Littlemill’s stills were a little unusual at the end of their time. They began experimenting with new still shapes and metals, in a desperate attempt to try and remain relevant… it didn’t work. One of their most famous experiments, instead of a swan neck angled off the top, they used a rectifying unit which cools off some of the spirit and returns some extra impurities to the pot the way a collumn still does, a still named the Lomond Still. If this is indeed the still that produced this 12 year, does the unusual still make this not a true single malt? They preformed the second distillation in a true pot still which, I imagine, is how the whisky retained the single malt designation. More controversy, the malt and water both came from the Southern Highlands, not the Lowlands, making some folks question the authenticity of their Lowlander heritage.
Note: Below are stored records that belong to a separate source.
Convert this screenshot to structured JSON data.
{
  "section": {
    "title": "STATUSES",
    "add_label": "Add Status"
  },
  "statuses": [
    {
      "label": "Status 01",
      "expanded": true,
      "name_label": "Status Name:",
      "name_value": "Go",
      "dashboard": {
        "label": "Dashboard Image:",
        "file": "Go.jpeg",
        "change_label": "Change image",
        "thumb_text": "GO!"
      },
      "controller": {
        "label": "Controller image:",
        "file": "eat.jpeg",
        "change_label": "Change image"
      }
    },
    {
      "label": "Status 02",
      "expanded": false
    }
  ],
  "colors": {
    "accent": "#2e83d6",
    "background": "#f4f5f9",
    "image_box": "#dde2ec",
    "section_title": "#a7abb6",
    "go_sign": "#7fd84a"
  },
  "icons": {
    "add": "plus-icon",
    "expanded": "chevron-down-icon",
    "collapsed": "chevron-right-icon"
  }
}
However, Lowland is a purely geographical distinction, and this distillery was almost 30 miles below the line making it true.
The Lowland style is partially rooted in the general shape of stills historically used in the area versus the ones used in the Highlands. At one point, the Scottish government forbade the export of Highland spirits giving the Lowlands an edge on export to England. Many in the Lowlands developed squatter, faster stills in response, to help create whisky quickly enough to meet demand. Even though the squat shape was a short-lived tradition, the unusual stills last used at Littlemill were, in my mind, a throwback to the historical differences in equipment.
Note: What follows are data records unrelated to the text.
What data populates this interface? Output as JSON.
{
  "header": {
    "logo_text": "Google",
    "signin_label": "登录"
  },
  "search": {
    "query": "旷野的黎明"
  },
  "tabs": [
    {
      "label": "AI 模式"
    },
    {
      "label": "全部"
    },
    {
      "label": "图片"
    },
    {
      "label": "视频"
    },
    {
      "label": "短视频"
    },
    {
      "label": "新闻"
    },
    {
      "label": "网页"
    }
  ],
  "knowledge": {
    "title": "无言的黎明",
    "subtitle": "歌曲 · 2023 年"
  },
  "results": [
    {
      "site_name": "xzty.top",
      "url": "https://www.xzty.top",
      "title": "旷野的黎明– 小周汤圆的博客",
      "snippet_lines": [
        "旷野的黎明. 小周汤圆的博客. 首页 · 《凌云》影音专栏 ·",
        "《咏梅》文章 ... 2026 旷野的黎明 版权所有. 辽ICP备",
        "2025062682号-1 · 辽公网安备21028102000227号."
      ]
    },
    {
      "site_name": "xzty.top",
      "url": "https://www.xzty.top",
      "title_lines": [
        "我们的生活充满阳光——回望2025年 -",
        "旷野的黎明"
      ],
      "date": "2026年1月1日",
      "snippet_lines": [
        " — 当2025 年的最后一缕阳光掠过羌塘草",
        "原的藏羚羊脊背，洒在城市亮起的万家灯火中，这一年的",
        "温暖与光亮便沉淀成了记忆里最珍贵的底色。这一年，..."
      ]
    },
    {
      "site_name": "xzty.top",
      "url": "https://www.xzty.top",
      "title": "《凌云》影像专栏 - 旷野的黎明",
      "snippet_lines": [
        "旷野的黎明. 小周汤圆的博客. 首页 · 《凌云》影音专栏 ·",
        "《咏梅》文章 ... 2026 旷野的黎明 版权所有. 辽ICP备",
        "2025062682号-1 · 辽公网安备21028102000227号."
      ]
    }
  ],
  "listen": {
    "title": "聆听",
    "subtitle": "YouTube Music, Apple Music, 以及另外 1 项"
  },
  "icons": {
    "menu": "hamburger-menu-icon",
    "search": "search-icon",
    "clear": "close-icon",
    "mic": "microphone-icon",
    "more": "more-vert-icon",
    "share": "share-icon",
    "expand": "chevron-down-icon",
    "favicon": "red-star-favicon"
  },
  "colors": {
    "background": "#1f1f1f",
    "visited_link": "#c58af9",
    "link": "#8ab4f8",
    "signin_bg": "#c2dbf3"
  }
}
Nose: At first whiff I catch a little bit of coffee and oregano then hay. A large snifter makes it much sweeter and reveals more vanilla and malt. A little cedar-y. Stern coconut, sweet onions and brand new white wall tires. Crab meat. Rainy grassy fields. A wee bit of maple, corned beef and cinnamon lurk beneath the grainy nature of this one.
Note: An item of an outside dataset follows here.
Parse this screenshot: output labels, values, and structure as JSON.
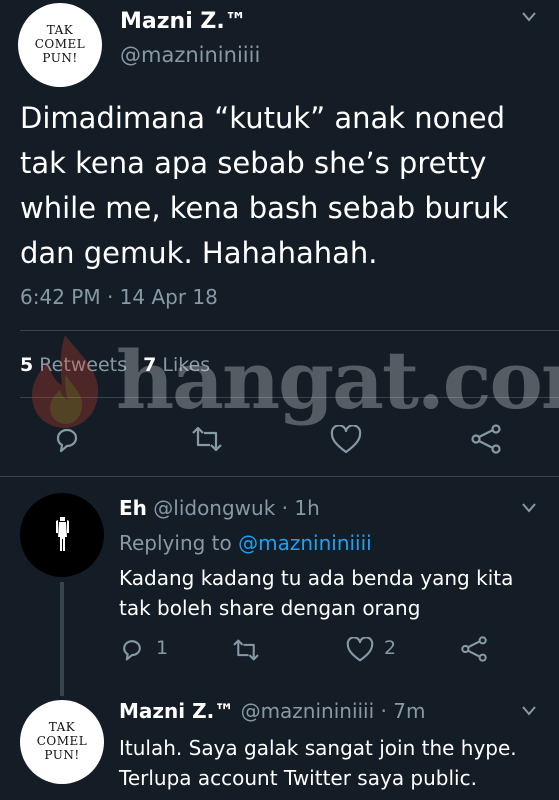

Palate: If you had any hope for a sweet entry, the first sip smashes that. Very grain forward, almost a little bit like a Canadian whisky and then the coffee catches up in the finish. The coffee does a little dance with some rye-type spice, making me do a double take. Puffed rice in vegetable oil and some lemon on the vapors. Chai? Is that chai? Quick someone figure out if that’s Chai… too late we’re back to the coffee notes.
I like this one, but if you’re looking for an accessible whisky then the Lowland style may not be for you, though there aren’t a whole lot of Lowland whiskies left to define the style, really. Considering the status of the distillery and dwindling stocks, the price on this one is very fair. If for that reason alone I would definitely say to try this malt before it’s gone forever.